民俗展示室2をゆうゆうと泳ぐこいのぼりは、八幡浜市にある若松旗店が製作したものです。先日、若松旗店のご主人、奥様、娘さんがこいのぼりを見に博物館に来られました。現在でも、お節句の幟は染めていますが、こいのぼりは手がけていないそうです。
「話には聞いていたけど、はじめてお目にかかるなあ。」
ご主人である若松智さんの言葉です。展示室のこいのぼりは昭和25年ごろのもので、昭和22年生まれの智さんは、感慨深そうに、染めや筆のタッチ、染料などを確認されていました。
例えば、同じように見えるうろこの模様も、おなかあたりの模様は大きく、尻尾のあたりは小さく描かれています。これはこいのぼりにボリュームを出して、立体的に表現するための工夫です。
染屋さんに限りませんが、手塩にかけた幟や、大漁旗などの品物は、お客さんの手に渡ると、二度とお目にかかれないのが普通です。そこで若松旗店さんでは近年、製作過程や完成品を写真に記録して、保存に努めておられます。
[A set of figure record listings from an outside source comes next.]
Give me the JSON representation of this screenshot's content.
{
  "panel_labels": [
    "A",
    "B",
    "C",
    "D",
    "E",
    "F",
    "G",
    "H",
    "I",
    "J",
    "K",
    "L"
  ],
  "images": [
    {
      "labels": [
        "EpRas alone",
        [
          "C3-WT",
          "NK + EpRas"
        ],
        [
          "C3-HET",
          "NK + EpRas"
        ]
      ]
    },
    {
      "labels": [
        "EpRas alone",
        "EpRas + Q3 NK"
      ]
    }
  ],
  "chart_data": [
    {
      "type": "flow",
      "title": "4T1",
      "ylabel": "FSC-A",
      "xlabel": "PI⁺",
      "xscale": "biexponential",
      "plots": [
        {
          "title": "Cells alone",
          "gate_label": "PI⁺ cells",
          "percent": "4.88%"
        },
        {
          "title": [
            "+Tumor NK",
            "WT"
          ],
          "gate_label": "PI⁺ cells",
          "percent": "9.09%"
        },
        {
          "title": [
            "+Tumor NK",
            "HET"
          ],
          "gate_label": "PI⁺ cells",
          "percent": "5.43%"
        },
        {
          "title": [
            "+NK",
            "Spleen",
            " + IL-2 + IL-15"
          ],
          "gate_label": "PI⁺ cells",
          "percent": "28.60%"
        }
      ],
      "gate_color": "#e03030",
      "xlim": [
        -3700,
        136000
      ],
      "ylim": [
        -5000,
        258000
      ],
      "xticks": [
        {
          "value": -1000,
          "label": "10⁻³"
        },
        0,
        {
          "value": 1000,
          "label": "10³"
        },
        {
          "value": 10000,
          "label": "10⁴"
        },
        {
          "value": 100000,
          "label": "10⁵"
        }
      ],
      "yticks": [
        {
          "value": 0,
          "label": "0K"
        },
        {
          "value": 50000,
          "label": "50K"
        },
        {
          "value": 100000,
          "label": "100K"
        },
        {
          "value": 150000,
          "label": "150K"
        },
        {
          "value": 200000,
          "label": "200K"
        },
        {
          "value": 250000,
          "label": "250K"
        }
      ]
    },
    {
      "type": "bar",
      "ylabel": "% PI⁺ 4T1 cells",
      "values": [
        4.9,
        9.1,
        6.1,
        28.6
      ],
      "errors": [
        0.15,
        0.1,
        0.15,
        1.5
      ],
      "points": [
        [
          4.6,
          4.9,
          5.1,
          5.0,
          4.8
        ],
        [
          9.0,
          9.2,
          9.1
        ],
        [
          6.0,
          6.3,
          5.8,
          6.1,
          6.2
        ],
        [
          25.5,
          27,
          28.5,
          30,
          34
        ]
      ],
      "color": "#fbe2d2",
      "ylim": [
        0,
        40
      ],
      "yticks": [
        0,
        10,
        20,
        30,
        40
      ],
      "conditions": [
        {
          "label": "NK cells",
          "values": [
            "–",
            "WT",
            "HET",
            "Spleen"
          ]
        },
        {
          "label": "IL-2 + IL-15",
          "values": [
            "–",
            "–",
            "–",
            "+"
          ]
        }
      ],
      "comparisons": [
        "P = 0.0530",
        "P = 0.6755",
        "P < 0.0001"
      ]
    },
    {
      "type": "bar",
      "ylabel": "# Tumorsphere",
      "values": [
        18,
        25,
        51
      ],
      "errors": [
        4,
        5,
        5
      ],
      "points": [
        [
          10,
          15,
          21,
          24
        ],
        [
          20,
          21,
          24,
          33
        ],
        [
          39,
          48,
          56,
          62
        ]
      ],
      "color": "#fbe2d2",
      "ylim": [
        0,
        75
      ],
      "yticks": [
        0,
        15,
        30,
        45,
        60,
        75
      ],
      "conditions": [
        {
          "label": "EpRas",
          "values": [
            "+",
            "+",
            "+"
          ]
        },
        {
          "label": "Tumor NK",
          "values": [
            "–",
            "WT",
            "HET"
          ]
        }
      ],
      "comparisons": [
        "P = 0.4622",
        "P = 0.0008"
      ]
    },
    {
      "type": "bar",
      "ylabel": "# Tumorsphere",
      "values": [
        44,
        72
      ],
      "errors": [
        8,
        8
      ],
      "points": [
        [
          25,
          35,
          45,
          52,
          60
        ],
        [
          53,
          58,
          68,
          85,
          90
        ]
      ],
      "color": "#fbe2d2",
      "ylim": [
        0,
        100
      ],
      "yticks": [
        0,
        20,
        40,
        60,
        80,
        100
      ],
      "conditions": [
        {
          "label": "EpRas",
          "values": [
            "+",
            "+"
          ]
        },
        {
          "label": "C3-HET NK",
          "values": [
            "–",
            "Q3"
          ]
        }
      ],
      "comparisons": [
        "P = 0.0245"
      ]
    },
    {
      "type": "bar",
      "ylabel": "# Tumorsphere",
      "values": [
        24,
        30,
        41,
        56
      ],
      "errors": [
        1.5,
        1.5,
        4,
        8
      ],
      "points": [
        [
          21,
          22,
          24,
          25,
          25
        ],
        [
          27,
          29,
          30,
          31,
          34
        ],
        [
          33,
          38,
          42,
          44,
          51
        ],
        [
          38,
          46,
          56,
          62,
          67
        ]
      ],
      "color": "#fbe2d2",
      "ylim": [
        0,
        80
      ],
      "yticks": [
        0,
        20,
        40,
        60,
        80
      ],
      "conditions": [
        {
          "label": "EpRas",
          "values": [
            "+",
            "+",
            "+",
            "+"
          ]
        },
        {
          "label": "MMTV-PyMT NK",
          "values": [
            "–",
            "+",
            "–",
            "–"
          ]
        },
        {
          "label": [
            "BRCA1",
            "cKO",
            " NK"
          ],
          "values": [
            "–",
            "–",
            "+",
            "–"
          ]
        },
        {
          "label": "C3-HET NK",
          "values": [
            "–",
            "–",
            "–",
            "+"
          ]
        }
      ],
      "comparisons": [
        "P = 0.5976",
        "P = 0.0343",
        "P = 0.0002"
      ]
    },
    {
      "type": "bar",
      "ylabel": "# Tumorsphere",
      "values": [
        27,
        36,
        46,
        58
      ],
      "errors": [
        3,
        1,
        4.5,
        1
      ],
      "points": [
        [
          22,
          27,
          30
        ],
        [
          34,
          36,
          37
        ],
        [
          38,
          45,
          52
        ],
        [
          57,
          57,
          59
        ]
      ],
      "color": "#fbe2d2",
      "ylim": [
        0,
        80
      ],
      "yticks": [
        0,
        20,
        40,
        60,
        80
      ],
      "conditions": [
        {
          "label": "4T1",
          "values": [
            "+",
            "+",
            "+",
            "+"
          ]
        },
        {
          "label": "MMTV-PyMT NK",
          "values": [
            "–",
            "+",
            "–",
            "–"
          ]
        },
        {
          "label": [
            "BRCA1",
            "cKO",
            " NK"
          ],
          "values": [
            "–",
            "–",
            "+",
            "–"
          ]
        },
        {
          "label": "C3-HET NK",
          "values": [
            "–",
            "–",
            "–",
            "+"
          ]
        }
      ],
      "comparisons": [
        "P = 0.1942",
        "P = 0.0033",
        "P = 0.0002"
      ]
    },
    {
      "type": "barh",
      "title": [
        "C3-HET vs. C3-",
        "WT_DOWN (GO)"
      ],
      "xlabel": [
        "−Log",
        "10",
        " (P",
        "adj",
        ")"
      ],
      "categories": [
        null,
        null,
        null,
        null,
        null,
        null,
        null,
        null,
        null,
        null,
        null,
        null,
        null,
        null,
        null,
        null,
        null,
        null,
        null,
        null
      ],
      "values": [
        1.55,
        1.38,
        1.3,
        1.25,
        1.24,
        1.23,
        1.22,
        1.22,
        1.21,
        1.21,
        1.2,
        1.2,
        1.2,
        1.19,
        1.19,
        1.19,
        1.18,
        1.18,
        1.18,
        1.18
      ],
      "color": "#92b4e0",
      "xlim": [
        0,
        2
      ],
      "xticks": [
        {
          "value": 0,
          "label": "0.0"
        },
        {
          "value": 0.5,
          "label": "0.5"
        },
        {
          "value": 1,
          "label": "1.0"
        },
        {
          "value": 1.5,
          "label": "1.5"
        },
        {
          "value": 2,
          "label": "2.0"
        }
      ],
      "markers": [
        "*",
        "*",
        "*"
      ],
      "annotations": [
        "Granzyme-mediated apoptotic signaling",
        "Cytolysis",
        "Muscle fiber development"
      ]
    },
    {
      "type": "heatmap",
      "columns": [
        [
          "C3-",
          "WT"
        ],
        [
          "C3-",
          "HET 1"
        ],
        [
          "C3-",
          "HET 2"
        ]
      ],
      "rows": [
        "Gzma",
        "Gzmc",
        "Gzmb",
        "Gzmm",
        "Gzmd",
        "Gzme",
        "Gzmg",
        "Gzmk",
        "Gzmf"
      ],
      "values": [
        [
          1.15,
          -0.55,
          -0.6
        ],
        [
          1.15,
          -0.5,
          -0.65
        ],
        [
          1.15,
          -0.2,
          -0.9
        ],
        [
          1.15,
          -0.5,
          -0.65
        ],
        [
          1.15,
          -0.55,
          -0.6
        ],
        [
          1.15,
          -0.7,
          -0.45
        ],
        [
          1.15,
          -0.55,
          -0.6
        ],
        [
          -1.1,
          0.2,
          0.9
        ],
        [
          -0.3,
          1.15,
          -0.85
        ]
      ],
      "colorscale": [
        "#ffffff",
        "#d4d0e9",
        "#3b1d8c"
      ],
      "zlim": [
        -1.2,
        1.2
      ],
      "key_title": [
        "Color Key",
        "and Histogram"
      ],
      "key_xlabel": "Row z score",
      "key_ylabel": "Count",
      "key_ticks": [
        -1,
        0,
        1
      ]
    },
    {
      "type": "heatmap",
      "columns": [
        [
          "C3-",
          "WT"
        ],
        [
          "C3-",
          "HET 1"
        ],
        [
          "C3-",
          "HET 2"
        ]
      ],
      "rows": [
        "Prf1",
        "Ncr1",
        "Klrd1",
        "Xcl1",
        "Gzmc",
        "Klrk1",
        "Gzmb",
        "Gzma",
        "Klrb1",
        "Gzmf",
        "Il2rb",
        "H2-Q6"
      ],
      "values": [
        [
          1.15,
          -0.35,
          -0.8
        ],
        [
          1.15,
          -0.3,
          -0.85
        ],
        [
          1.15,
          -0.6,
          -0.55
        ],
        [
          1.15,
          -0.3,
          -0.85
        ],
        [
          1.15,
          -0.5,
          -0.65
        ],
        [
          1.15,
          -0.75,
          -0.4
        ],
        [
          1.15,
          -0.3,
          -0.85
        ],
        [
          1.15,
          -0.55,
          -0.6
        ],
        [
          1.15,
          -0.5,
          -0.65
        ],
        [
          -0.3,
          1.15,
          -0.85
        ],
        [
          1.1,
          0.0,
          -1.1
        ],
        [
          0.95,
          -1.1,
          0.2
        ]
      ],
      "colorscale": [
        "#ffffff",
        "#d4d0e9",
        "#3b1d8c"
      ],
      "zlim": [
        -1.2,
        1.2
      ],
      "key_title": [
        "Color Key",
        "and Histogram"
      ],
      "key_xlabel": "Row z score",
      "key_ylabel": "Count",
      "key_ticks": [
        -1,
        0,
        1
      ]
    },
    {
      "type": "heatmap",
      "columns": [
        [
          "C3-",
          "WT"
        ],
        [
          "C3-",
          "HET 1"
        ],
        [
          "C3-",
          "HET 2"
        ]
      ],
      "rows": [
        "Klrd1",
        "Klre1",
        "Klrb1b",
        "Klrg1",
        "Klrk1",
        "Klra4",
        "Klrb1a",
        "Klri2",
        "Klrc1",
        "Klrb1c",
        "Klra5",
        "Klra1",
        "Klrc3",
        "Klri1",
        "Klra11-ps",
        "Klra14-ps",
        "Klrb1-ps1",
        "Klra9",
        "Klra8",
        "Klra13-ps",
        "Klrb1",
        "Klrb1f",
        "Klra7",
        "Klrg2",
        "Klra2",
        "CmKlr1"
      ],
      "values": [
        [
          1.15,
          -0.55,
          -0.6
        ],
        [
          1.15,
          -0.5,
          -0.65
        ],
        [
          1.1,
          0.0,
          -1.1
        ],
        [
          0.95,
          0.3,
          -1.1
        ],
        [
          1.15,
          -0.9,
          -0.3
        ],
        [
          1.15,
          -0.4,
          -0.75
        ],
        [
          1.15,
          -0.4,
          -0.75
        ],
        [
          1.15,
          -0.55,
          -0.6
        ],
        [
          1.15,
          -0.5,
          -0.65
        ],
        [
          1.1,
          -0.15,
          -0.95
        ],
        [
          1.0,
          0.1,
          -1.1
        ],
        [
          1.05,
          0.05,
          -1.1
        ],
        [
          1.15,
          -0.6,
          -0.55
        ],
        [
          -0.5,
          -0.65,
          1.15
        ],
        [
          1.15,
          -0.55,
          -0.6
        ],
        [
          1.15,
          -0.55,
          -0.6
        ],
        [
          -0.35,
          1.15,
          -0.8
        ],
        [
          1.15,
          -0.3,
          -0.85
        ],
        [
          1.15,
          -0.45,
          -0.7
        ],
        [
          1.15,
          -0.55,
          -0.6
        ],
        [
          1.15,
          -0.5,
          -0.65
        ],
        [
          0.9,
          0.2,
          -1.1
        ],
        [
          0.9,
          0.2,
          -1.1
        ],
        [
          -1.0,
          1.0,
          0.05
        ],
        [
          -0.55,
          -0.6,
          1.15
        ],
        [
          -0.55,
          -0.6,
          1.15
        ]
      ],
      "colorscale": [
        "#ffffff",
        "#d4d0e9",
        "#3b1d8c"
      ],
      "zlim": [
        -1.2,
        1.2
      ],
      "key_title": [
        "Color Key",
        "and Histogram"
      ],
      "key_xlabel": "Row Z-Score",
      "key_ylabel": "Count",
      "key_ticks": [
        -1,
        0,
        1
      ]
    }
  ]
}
「戦後の物がない時期なのに・・・親父に色々聞いておけばよかったなあ」
という若松さんの言葉が印象的でした。
けれど、染めの技術や心意気は、こいのぼりなどの作品と若松さんご自身に脈々と受け継がれていると思います。
時空を泳ぐこいのぼりは六月末まで、民俗展示室2で見ることができます。